After reviewing the arbitrators’ decision and an application filed on the city’s behalf, PolitiFact New Jersey determined that Booker is wrong. The arbitrators’ decision resulted from an arbitration request filed in 2010 by the Newark Housing Authority, which owns the arena.
In a series of e-mails, Booker spokeswoman Anne Torres acknowledged that the authority initiated the process, but claimed that the Devils left city officials with no choice.
"The Newark Housing Authority would never have demanded an arbitration if the Devils had paid their rent, however, because of their recalcitrance and failure to follow through on their commitments, the Newark Housing Authority and the city were forced into arbitration," Torres wrote. "It should be noted that these were the facts behind the Mayor’s statement."

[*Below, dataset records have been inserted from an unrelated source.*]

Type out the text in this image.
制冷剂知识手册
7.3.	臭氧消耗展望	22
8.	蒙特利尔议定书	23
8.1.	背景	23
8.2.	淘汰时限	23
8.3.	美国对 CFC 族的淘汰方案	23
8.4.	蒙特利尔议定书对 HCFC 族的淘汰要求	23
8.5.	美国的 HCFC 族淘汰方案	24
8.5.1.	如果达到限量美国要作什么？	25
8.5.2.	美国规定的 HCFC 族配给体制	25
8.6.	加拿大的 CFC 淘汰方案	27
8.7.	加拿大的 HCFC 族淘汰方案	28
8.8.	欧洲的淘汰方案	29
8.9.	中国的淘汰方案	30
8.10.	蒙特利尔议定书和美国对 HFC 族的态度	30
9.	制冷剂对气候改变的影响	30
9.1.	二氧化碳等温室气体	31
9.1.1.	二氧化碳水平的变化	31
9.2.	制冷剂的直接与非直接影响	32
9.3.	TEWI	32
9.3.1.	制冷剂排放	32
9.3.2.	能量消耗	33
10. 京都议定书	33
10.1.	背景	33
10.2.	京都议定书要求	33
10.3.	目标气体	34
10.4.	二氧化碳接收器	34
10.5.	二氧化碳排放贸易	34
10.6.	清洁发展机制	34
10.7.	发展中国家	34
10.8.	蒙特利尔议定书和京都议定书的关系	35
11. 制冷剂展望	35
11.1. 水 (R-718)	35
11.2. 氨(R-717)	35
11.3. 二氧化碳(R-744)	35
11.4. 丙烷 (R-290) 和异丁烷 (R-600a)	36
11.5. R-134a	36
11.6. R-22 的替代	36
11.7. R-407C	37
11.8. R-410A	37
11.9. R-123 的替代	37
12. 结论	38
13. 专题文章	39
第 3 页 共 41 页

Torres later added, "The Mayor knows that the Housing Authority initiated the arbitration, that’s no secret. What I am saying is that when he says ‘they took us into arbitration’, he’s saying this because they left us with no choice."
Let’s explain the timeline of events leading up to arbitration.
The Devils and the authority approved a lease agreement in February 2005 for the Prudential Center, which later opened in October 2007. But the two sides became divided over a host of issues, including unpaid rent and parking revenues.
Following years of negotiations, the authority sent a "notice of dispute" to the hockey team, starting the process toward arbitration, according to a May 2010 Star-Ledger article. The lease agreement provides for arbitration as a method of resolving disputes.
In June 2010, the authority filed a "demand for arbitration" with the American Arbitration Association, according to the arbitrators’ decision and the application filed at the time.
The arbitrators’ decision released last week addresses the unpaid rent, parking revenues and other issues, but ultimately leaves Newark owing about $600,000 to the Devils.
At an April 4 news conference outside the Prudential Center, Booker claimed twice that Vanderbeek "took us into arbitration."
But as a spokeswoman for the mayor acknowledged, the Newark Housing Authority initiated the arbitration process. We rate the statement False.